There is no point blaming the retailers for this state of affairs, because there are no rules or regulations preventing them from charging hefty fees.

This was the situation in the United Kingdom when the government and the grocery industry agreed to establish the Groceries Supply Code of Practice— legislation that came into effect in 2009, which aims to regulate the relationship between major grocers and suppliers and prevent the unfair practices that had stifled competition, innovation and prosperity in the industry. A few years later an independent adjudicator was added, who is empowered to financially penalize retailers for breaking the code. Initially, there was some trepidation on both sides but in the intervening years there has been progress. The adjudicator has pointed out a number of unfair practices and put a stop to them.

It is high time Canada had a similar type of regulated body. But what we need here is a more collaborative arrangement built upon a consensus among manufacturers and retailers. This is the approach suggested by FCPC, according to its CEO Michael Graydon. He believes if all the parties got together with representatives from government, a new set of workable rules could be established based partially on the U.K. model.

Graydon says there would be a need for government involvement, similar to what there was for the banking industry when credit card fees got too high. He says the government intervened and told the banks that they either had to come up with a solution themselves or the government would impose one that they probably wouldn’t like. The banks decided to fix the problems themselves.

Unfortunately, the food industry has few existing rules and regulations that the Competition Bureau can enforce. The agency was initially established to protect businesses and consumers, not to regulate a broken industry such as grocery. The new rules will have to be established either by the industry itself or by government.

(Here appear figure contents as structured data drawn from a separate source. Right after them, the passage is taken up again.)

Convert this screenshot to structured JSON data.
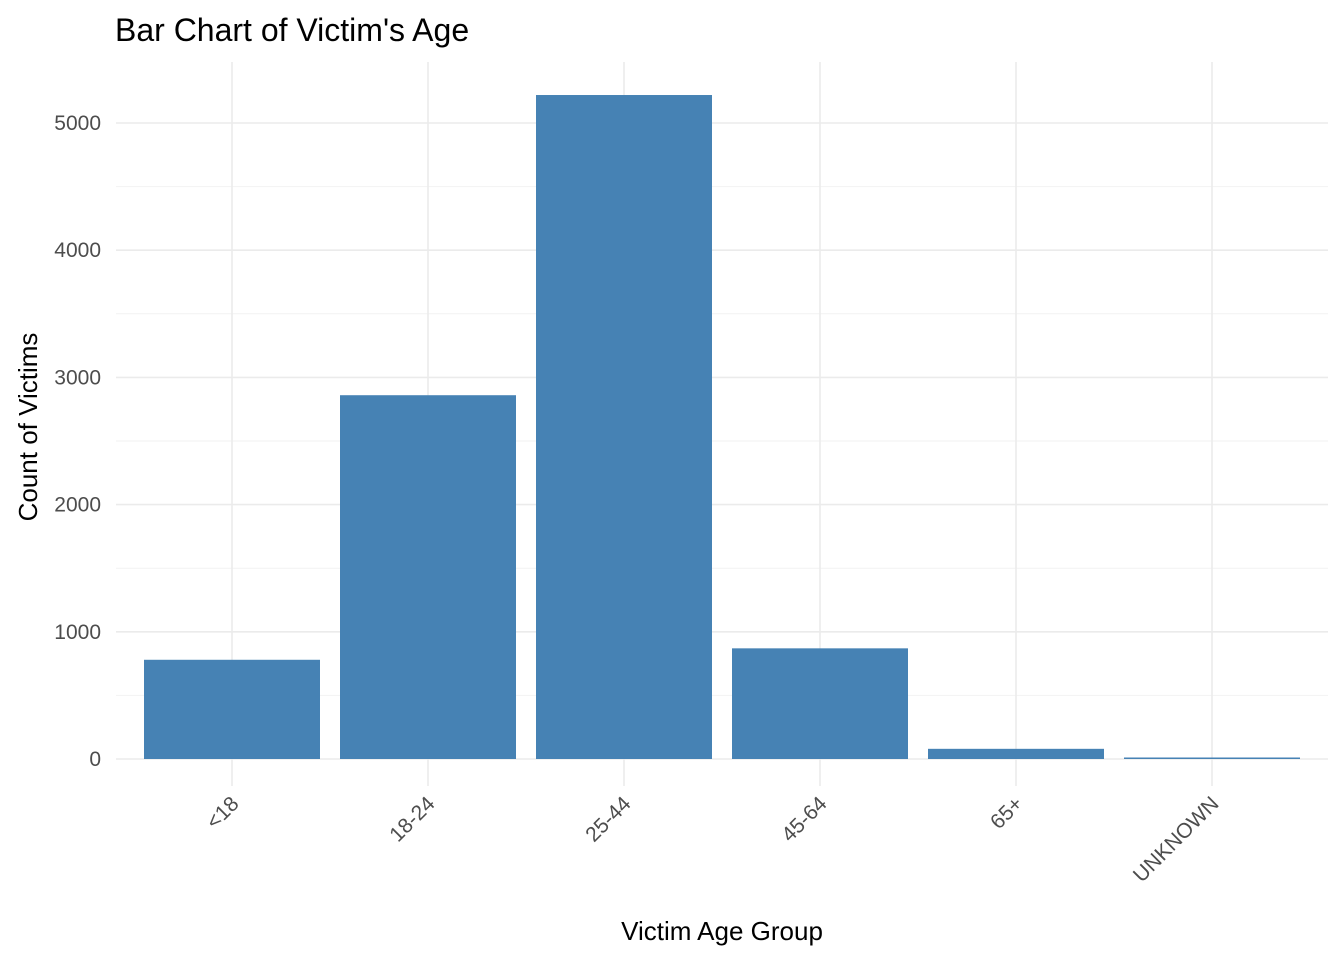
{
  "chart_data": {
    "type": "bar",
    "title": "Bar Chart of Victim's Age",
    "xlabel": "Victim Age Group",
    "ylabel": "Count of Victims",
    "categories": [
      "<18",
      "18-24",
      "25-44",
      "45-64",
      "65+",
      "UNKNOWN"
    ],
    "values": [
      780,
      2860,
      5220,
      870,
      80,
      10
    ],
    "ylim": [
      0,
      5220
    ],
    "yticks": [
      0,
      1000,
      2000,
      3000,
      4000,
      5000
    ],
    "grid": true,
    "legend": "none",
    "bar_color": "#4682B4"
  }
}
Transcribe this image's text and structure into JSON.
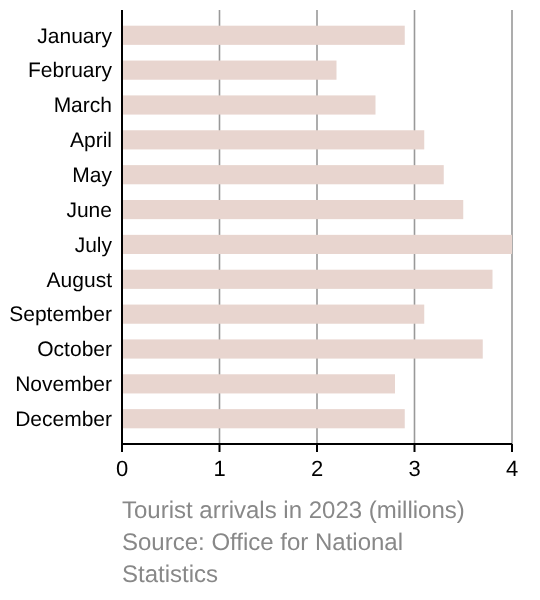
{
  "chart_data": {
    "type": "bar",
    "orientation": "horizontal",
    "categories": [
      "January",
      "February",
      "March",
      "April",
      "May",
      "June",
      "July",
      "August",
      "September",
      "October",
      "November",
      "December"
    ],
    "values": [
      2.9,
      2.2,
      2.6,
      3.1,
      3.3,
      3.5,
      4.0,
      3.8,
      3.1,
      3.7,
      2.8,
      2.9
    ],
    "color": "#e8d5cf",
    "xlim": [
      0,
      4
    ],
    "xticks": [
      0,
      1,
      2,
      3,
      4
    ],
    "grid": "x",
    "xlabel": "Tourist arrivals in 2023 (millions)",
    "annotations": [
      "Source: Office for National Statistics"
    ]
  }
}
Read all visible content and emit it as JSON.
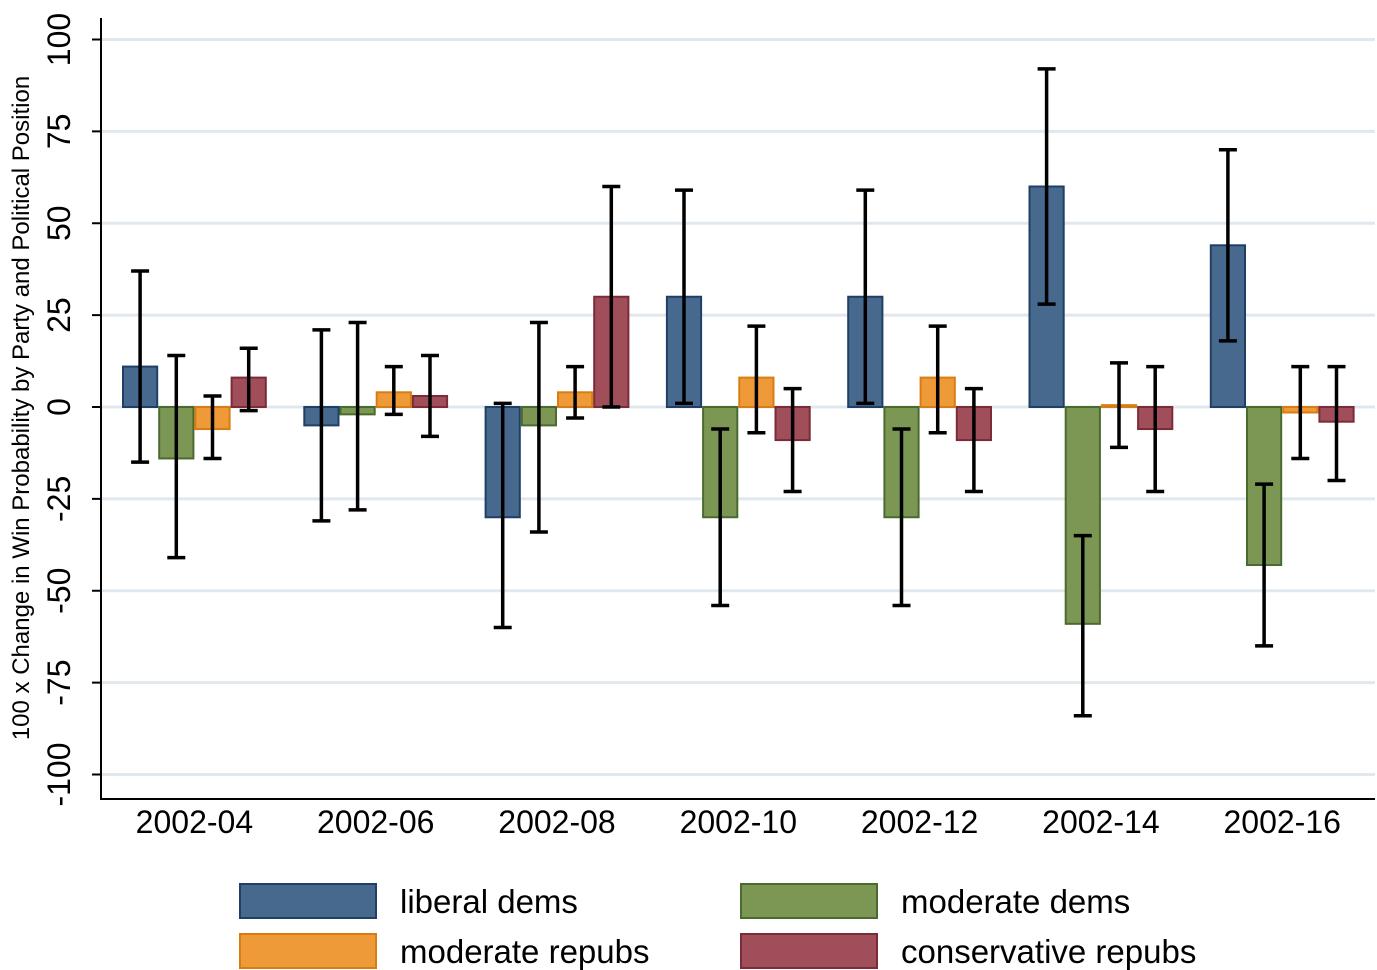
{
  "chart_data": {
    "type": "bar",
    "ylabel": "100 x Change in Win Probability by Party and Political Position",
    "xlabel": "",
    "ylim": [
      -105,
      107
    ],
    "yticks": [
      -100,
      -75,
      -50,
      -25,
      0,
      25,
      50,
      75,
      100
    ],
    "ytick_labels": [
      "-100",
      "-75",
      "-50",
      "-25",
      "0",
      "25",
      "50",
      "75",
      "100"
    ],
    "grid": true,
    "legend_position": "bottom",
    "categories": [
      "2002-04",
      "2002-06",
      "2002-08",
      "2002-10",
      "2002-12",
      "2002-14",
      "2002-16"
    ],
    "series": [
      {
        "name": "liberal dems",
        "fill": "#48698e",
        "stroke": "#1f3f66",
        "values": [
          11,
          -5,
          -30,
          30,
          30,
          60,
          44
        ],
        "ci_low": [
          -15,
          -31,
          -60,
          1,
          1,
          28,
          18
        ],
        "ci_high": [
          37,
          21,
          1,
          59,
          59,
          92,
          70
        ]
      },
      {
        "name": "moderate dems",
        "fill": "#7b9753",
        "stroke": "#4a6b2e",
        "values": [
          -14,
          -2,
          -5,
          -30,
          -30,
          -59,
          -43
        ],
        "ci_low": [
          -41,
          -28,
          -34,
          -54,
          -54,
          -84,
          -65
        ],
        "ci_high": [
          14,
          23,
          23,
          -6,
          -6,
          -35,
          -21
        ]
      },
      {
        "name": "moderate repubs",
        "fill": "#ef9a38",
        "stroke": "#d77d14",
        "values": [
          -6,
          4,
          4,
          8,
          8,
          0.5,
          -1.5
        ],
        "ci_low": [
          -14,
          -2,
          -3,
          -7,
          -7,
          -11,
          -14
        ],
        "ci_high": [
          3,
          11,
          11,
          22,
          22,
          12,
          11
        ]
      },
      {
        "name": "conservative repubs",
        "fill": "#a14e5b",
        "stroke": "#7c2b39",
        "values": [
          8,
          3,
          30,
          -9,
          -9,
          -6,
          -4
        ],
        "ci_low": [
          -1,
          -8,
          0,
          -23,
          -23,
          -23,
          -20
        ],
        "ci_high": [
          16,
          14,
          60,
          5,
          5,
          11,
          11
        ]
      }
    ]
  }
}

The government does not want food manufacturing to abandon Canada, so it is open to working toward a new set of rules and regulations.

It seems the next step will be to establish a collaborative body of retailers, manufacturers and government to work toward establishing these new rules to deal with retailer/manufacturer issues. It might take a couple of years, but FCPC is determined to pursue the matter.

This is an issue that can’t wait too long for a resolution. Let’s follow the U.K.’s lead.

This article appeared in Canadian Grocer’June/July issue.